Machine Learning

Source: Intro to Reinforcement Learning: The Explore-Exploit Dilemma

Exploit-explore tradeoff in machine learning is a hill climbing/optimization problem (see: gradient descent).

Always jump to next step up is analogous to greedy search.

Pendulum of life

Source: The Joy of Wasting Time by Samson Zhang

“The ideal is to find an equilibrium point between external pulls and internal pushes, between exploitation (of your current opportunities via external pulls) and exploration (of your actual passions via internal pushes)… the process of finding equilibrium often takes the form of a damped oscillation over time”

However in real life, what this hill climbing problem landscape may look like will erode and grow and change with time.

Regret Minimization Framework

Source: Bezos on the Regret Minimization Framework

Project yourself to age 80 and look back on your life. How do I minimize the regrets that I have? Will you regret abandoning this idea?
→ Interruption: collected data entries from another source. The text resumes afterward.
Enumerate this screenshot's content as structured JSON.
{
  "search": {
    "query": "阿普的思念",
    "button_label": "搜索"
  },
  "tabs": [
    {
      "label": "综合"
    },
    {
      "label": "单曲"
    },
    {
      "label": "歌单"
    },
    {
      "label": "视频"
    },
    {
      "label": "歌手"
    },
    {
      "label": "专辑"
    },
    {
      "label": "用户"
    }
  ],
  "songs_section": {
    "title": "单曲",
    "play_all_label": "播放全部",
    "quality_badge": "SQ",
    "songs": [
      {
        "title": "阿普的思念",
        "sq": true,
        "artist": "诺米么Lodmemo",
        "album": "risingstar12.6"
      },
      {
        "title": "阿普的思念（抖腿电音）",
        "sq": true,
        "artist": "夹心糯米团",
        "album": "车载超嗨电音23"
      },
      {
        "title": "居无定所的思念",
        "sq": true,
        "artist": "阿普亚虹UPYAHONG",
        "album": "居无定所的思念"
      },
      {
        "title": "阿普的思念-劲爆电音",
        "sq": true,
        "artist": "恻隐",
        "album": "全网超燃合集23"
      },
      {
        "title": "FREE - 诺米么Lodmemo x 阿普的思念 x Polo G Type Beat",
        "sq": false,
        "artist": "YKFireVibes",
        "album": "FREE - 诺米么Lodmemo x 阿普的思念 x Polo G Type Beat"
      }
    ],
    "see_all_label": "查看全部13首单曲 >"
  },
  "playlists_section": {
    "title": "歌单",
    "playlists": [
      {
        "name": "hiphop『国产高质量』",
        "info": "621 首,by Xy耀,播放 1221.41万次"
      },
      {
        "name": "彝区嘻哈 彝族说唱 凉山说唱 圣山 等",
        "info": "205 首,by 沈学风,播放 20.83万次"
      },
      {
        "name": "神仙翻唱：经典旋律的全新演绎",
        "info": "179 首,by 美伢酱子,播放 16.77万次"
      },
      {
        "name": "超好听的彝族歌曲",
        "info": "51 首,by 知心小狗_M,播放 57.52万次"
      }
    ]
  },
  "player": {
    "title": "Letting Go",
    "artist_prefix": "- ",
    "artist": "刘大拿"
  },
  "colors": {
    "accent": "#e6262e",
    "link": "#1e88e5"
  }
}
When you minimize future regret, you sleep well knowing you’re maximizing fulfilment.

Is a life well-lived one that is fully maximized? What if I just want to live for vibes (which are inherently unoptimizable)?

Multi-armed Bandit

The multi-armed bandit problem models an agent that simultaneously attempts to acquire new knowledge (called “exploration”) and optimize their decisions based on existing knowledge (called “exploitation”). The agent attempts to balance these competing tasks in order to maximize their total value over the period of time considered.

The name comes from imagining a gambler at a row of slot machines (sometimes known as “one-armed bandits”), who has to decide which machines to play, how many times to play each machine and in which order to play them, and whether to continue with the current machine or try a different machine.